8. September 2010 von Cornelia Vierkant
Hildegard von Bingen (1098 -1179): Die Seele ist wie der Wind
Ich möchte ein Gedicht von Hildegard von Bingen, der großen deutschen Mystikerin, betrachten.
Die Seele ist wie der Wind,
der über die Käfer weht,
wie der Tau,
der über die Wiese sich legt,
wie die Regenluft,
die wachsen macht.
Desgleichen ströme der Mensch ein Wohlwollen aus auf alle, die da Sehnsucht tragen.
Ein Wind sei er, der den Elenden hilft, ein Tau, der die Verlassenen tröstet.
Er sei wie die Regenluft, die die Ermatteten aufrichtet und sie mit Liebe erfüllt wie Hungernde.
Wenn die Eigenschaft der Seele mit der Regenluft verglichen wird, erinnert dies an die reinigende Wirkung des Regens. Regenluft unterstützt auch die Wachstumsprozesse der Pflanzenwelt. Sie ist wie ein Lebenshauch, der eine allgemeine Beseelung allen kreatürlichen Seins bewirkt.
Wenn die Seele wie Tau erscheint, denken wir daran, wie der Tau im Sommer alle Lebensbereiche, auch die Pflanzen- und Tierwelt besänftigt und erfrischt. So kann auch eine wahrhafte Seelennahrung die Gemüter der Menschen besänftigen und die Herzen erfrischen.
Wenn die Seele dem Wind gleicht, assoziieren wir, dass der Wind weht, wohin er will und wann er will; so auch der Geist, der sich bei Menschen dort einstellen kann, wo er offene Herzen findet, wo Menschen innerlich berührt und geweckt werden können.
An wen richten sich die ausströmenden Seelenkräfte?
Sie richten sich an die Elenden, die Verlassenen, die Ermatteten und die Hungernden, an alle, die Sehnsucht tragen.
Meinte die Dichterin mit den Elenden Menschen, die sich ihrer Seele noch nicht bewusst sind? Die nichts davon ahnen, dass eine „Seelenmenschheit“ existiert?
Und wenn sie von dem Tau spricht, der die Verlassenen tröstet, sind es dann jene Menschen, die eine Ursehnsucht in sich fühlen, aber nicht wissen, welche Bedeutung sie für sie haben könnte? Deren innere Isolation aber durchbrochen werden könnte, wenn sich ihr Wesen für eine unirdische Seelennahrung öffnen würde.

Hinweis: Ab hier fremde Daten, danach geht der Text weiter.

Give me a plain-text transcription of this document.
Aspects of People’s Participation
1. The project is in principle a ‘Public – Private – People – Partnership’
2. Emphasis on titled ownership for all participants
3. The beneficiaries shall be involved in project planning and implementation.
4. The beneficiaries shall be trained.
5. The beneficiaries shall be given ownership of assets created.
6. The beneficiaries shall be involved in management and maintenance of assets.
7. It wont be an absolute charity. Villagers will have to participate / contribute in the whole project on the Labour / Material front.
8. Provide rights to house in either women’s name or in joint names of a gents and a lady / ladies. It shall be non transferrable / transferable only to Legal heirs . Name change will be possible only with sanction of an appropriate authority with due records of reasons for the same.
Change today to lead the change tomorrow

Wenn die Seele wie Regenluft für die Ermatteten ist, erfahren dann jene Trost, die den Weg zur Selbsterkenntnis zwar eingeschlagen, aber das Urprinzip der Liebe in ihrem Innersten noch nicht gefunden haben? Menschen also, die sich auf dem Weg der inneren Selbstrevolte befinden und mit sich verzweifelt ringen.
Wenn die Hungernden mit Liebe erfüllt werden, besagt das dann, dass die Verbindung mit der lebendigen Christuskraft hergestellt werden konnte und die gesuchte und verlangte Seelennahrung empfangen werden kann?
Und wie sollte man den Menschen definieren, der Sehnsucht trägt? Ist es jemand, der sich liebend nach einem anderen Menschen sehnt, oder jemand, dem das Ziel seiner Sehnsucht noch unbekannt ist? Oder ist es ein Mensch, der seine Sehnsucht mit Ewigkeitswerten verbindet, die bisherige Glaubensversprechungen ihm nicht zu schenken vermochten?
Über den Weg der Seele nachzudenken, war nicht nur ein Bedürfnis zu Lebenszeiten Hildegard von Bingens. Es bleibt für alle von Bedeutung, die den tieferen Sinn in ihrem Leben finden möchten.
Denn die ewigen Wahrheiten verlassen den Menschen nicht. Sie wollen gefunden werden.